Speaking on the role of the social media, Avinash Sharma cited the example of actor Paul Walker’s recent death. “People on Facebook commented that it was a good thing the actor died since he was a Christian. As a member of another faith, I was deeply hurt and tried to remind them that he was a human first.”
Majlis-e-Wahdatul Muslimeen’s Allama Sadiq Raza Taqvi raised the point that action should also be taken against the electronic media if found adding fuel to the fire of sectarian violence.
His views were backed by the president of the Young Women’s Christian Association, Nuzhat Williams, who said that while Twitter and Facebook were being used to spread hate speeches, live television shows — such as the ones showing people changing faiths — were also hurting peoples’ sentiments and should be banned.
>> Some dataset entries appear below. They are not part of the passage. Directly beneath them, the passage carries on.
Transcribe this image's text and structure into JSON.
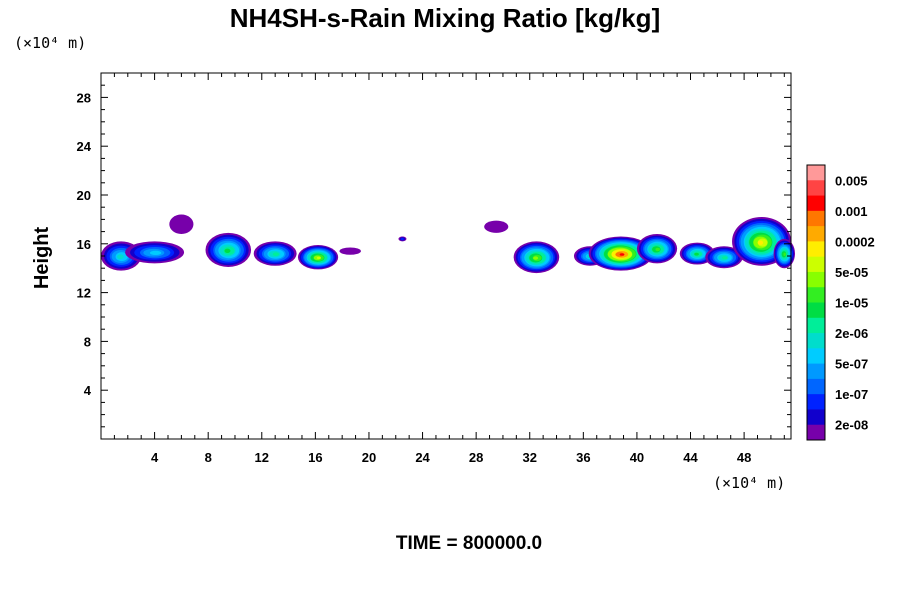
{
  "chart_data": {
    "type": "heatmap",
    "title": "NH4SH-s-Rain Mixing Ratio [kg/kg]",
    "ylabel": "Height",
    "xlabel": "",
    "x_unit": "(×10⁴ m)",
    "y_unit": "(×10⁴ m)",
    "footer": "TIME = 800000.0",
    "xlim": [
      0,
      51.5
    ],
    "ylim": [
      0,
      30
    ],
    "x_ticks": [
      4,
      8,
      12,
      16,
      20,
      24,
      28,
      32,
      36,
      40,
      44,
      48
    ],
    "y_ticks": [
      4,
      8,
      12,
      16,
      20,
      24,
      28
    ],
    "colorbar": {
      "labels": [
        "0.005",
        "0.001",
        "0.0002",
        "5e-05",
        "1e-05",
        "2e-06",
        "5e-07",
        "1e-07",
        "2e-08"
      ],
      "colors": [
        "#ff9999",
        "#ff4444",
        "#ff0000",
        "#ff7700",
        "#ffaa00",
        "#ffee00",
        "#ccff00",
        "#88ff00",
        "#33ee22",
        "#00dd44",
        "#00ee99",
        "#00ddcc",
        "#00ccff",
        "#0099ff",
        "#0066ff",
        "#0022ff",
        "#1100cc",
        "#7700aa"
      ]
    },
    "cloud_blobs": [
      {
        "x": 1.5,
        "y": 15.0,
        "rx": 1.5,
        "ry": 1.2,
        "level": 11
      },
      {
        "x": 4.0,
        "y": 15.3,
        "rx": 2.2,
        "ry": 0.9,
        "level": 12
      },
      {
        "x": 6.0,
        "y": 17.6,
        "rx": 0.9,
        "ry": 0.8,
        "level": 17
      },
      {
        "x": 9.5,
        "y": 15.5,
        "rx": 1.7,
        "ry": 1.4,
        "level": 9
      },
      {
        "x": 13.0,
        "y": 15.2,
        "rx": 1.6,
        "ry": 1.0,
        "level": 10
      },
      {
        "x": 16.2,
        "y": 14.9,
        "rx": 1.5,
        "ry": 1.0,
        "level": 6
      },
      {
        "x": 18.6,
        "y": 15.4,
        "rx": 0.8,
        "ry": 0.3,
        "level": 17
      },
      {
        "x": 22.5,
        "y": 16.4,
        "rx": 0.3,
        "ry": 0.2,
        "level": 15
      },
      {
        "x": 29.5,
        "y": 17.4,
        "rx": 0.9,
        "ry": 0.5,
        "level": 17
      },
      {
        "x": 32.5,
        "y": 14.9,
        "rx": 1.7,
        "ry": 1.3,
        "level": 7
      },
      {
        "x": 36.5,
        "y": 15.0,
        "rx": 1.2,
        "ry": 0.8,
        "level": 11
      },
      {
        "x": 38.8,
        "y": 15.2,
        "rx": 2.4,
        "ry": 1.4,
        "level": 2
      },
      {
        "x": 41.5,
        "y": 15.6,
        "rx": 1.5,
        "ry": 1.2,
        "level": 8
      },
      {
        "x": 44.5,
        "y": 15.2,
        "rx": 1.3,
        "ry": 0.9,
        "level": 9
      },
      {
        "x": 46.5,
        "y": 14.9,
        "rx": 1.4,
        "ry": 0.9,
        "level": 10
      },
      {
        "x": 49.3,
        "y": 16.2,
        "rx": 2.2,
        "ry": 2.0,
        "level": 5
      },
      {
        "x": 51.0,
        "y": 15.2,
        "rx": 0.8,
        "ry": 1.2,
        "level": 8
      }
    ]
  }
}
She suggested that the Friday sermons in mosques and syllabus taught in madressahs should be monitored.
The bombing of churches in Peshawar was also brought up, to which Allama Taqvi said that the issue of violence against minorities should be considered a national issue.
Discussing the desecration of Bhuro Bheel’s grave in Badin, Professor Aijaz Qureshi painted a bleak picture and said that the secular Sindh was witnessing rising incidents against minorities. “A feudal extremist group was behind the incident but no action by the government was taken,” he said. “Hindu migration is also still going on. A petition should be filed in the Supreme Court against the attitude of the government against the minorities”.
According to former MPA Pitanber Sewani, today’s Pakistan was neither secular nor follows Islam, saying that those who speak in favour of minorities receive death threats, such as former MPA Saleem Khokhar who fled the country and is living in London.
Christian activist Zahid Farooq said that it was unfortunate that even in the 21st century, graves were being dug up, and minorities were being targeted even after their deaths.
The participants also touched upon the pamphlets distributed before the elections, when Muslims were urged not to give votes to non-Muslims. To this Zahid Farooq said, “Don’t give us votes but don’t expect votes from us as well.” Nuzhat Williams added that the voters were also told not to vote for women and “save the country from going towards destruction.”
Members of the Ahmadi community spoke of Eidul Azha when they were stopped from offering animal sacrifice. “The police said we could not carry out the sacrifice. Such incidents have been common with us since we were declared non-Muslims.”
Waheed Ahmed cited the problems he faces at his university, saying, “No one is ready to work on assignments with me. People refuse to eat with me just because I am an Ahmadi.”
The participants stressed that the perpetrators behind such incidents should be arrested, cases should be initiated against them and they should be punished according to their offence.